If you haven't picked a copy up yet, do it now. Dave Eggers (and his coalition of student helpers) has put together a smashingly quirky collection of essays, comics, short fiction, nonfiction, screenplays, etc. The letters to President Obama from school children are both hilarious and surprisingly philosophical, like the boy who writes:

Dear President Obama,

I want to tell you hi. Do you work with Santa Claus? Can I meet you in your house? Can I say bye to you after I meet you? And then can I meet you again? And then again after that?

Sergio Magana, age 5
San Francisco

I want to turn that into a song.

My next favorite so far is "Everything I Know About My Family on My Mother's Side" by Nathan Englander--beautifully written and told in short numbered snippets--which, admittedly, confused me at first, but wowed me by the end. On top of all this, the intro is written (and illustrated) by Marjane Satrapi. Oh, it all gives me tingles.

2.09.2010

Slush Town


An article on HTMLGIANT yesterday spoke to something that's been bothering me for a while. As someone who works with the slush pile and attends editorial meetings at a well known lit mag, it's frustrating to see the ratio of slush to solicited/lit agent pieces that make it into the magazine.

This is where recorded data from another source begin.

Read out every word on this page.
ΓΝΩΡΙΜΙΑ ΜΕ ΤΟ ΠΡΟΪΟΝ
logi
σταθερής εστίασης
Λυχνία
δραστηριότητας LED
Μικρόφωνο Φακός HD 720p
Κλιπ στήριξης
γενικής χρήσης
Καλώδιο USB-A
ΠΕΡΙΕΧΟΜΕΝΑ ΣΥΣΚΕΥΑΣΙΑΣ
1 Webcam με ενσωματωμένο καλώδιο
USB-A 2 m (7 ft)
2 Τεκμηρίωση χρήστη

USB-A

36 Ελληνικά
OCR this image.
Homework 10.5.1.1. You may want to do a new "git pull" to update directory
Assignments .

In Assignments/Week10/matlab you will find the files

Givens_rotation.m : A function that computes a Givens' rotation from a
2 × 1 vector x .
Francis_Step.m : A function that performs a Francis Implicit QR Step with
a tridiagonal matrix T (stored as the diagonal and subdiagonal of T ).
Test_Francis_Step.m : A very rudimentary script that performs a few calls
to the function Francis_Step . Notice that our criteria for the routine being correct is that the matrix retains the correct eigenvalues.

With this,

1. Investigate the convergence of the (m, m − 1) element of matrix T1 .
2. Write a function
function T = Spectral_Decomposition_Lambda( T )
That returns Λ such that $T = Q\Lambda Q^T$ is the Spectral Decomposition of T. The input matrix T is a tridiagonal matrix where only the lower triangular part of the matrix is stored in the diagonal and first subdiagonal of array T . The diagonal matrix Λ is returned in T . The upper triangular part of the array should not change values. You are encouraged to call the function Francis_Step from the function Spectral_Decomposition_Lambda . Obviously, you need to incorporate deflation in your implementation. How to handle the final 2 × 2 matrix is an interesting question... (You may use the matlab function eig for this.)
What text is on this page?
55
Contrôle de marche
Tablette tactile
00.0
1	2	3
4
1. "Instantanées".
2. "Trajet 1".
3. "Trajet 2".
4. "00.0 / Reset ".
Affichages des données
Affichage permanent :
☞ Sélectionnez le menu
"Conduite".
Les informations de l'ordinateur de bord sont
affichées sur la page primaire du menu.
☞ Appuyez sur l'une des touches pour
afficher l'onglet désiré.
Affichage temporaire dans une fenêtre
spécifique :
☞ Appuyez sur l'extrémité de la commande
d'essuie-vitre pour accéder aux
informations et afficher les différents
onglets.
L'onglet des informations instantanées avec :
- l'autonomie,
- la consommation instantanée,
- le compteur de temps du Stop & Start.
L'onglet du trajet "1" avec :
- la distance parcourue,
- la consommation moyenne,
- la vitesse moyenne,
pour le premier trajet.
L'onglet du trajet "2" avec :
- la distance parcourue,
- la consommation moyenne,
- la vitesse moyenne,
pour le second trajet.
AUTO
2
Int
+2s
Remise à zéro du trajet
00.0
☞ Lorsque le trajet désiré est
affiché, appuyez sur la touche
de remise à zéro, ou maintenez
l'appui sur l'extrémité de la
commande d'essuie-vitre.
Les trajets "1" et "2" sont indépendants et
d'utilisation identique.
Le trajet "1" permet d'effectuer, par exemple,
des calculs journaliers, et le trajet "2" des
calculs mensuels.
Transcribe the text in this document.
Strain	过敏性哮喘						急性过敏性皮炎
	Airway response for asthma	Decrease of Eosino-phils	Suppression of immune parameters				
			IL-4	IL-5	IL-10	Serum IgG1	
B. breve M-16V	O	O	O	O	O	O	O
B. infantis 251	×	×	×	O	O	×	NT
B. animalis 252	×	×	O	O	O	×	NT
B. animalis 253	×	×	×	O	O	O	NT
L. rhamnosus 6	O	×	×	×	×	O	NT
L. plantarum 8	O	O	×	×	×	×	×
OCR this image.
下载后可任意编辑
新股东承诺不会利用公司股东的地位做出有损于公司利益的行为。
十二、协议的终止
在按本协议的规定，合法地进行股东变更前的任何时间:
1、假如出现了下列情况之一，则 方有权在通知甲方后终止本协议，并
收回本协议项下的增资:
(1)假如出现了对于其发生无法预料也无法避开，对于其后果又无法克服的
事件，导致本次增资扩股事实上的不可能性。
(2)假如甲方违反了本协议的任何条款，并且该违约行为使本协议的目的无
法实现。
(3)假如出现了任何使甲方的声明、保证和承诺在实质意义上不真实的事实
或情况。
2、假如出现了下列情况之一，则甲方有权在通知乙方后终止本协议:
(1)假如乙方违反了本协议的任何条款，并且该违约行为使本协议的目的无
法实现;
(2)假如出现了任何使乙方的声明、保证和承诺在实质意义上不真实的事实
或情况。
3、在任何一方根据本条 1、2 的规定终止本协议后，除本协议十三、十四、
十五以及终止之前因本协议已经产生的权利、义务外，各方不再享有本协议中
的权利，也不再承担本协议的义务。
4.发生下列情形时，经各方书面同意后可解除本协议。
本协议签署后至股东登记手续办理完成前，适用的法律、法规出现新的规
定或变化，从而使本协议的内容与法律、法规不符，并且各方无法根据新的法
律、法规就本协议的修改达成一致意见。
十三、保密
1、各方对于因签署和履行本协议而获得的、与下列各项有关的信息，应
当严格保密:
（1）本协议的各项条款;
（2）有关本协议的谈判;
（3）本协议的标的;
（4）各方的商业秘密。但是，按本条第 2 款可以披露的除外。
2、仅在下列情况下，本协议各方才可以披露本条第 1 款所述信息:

Sadly, slush has a terribly slim chance at making it even beyond the first or second round of readers, let alone into the magazine--at least in my experience.

From the trenches of Slush Town, the outlook is bleak, and yea, it's discouraged me from submitting to many of the better known mags. It takes the stars aligning, some serious karma (and/or determined interns) and damn good writing to get a piece from the slush into the top editors' hands. But when one of those shows up in the magazine, it feels friggin' good. I suppose the point of a slush pile at this kind of high rep magazine is to give the little guys a chance to appear next to the big names... even if it's only once in a while.

1.20.2010

A Wild Ride Through the Night


If you've never read A Wild Ride Through the Night by Walter Moers, go do it now. I mean it. Right now. It's giants and wicked naked damsels and dragons and forests of ghosts and the time pig and philosophy and death. Moers wove the tail using twenty-one amazing woodcuts by Gustave Dore.

A teaser: 'What!' Gustave cried. 'You mean you're servants of Death?'
The bird raised its beaker in salute. A few other forest demons followed suit. 'Aren't we all?' they chorused.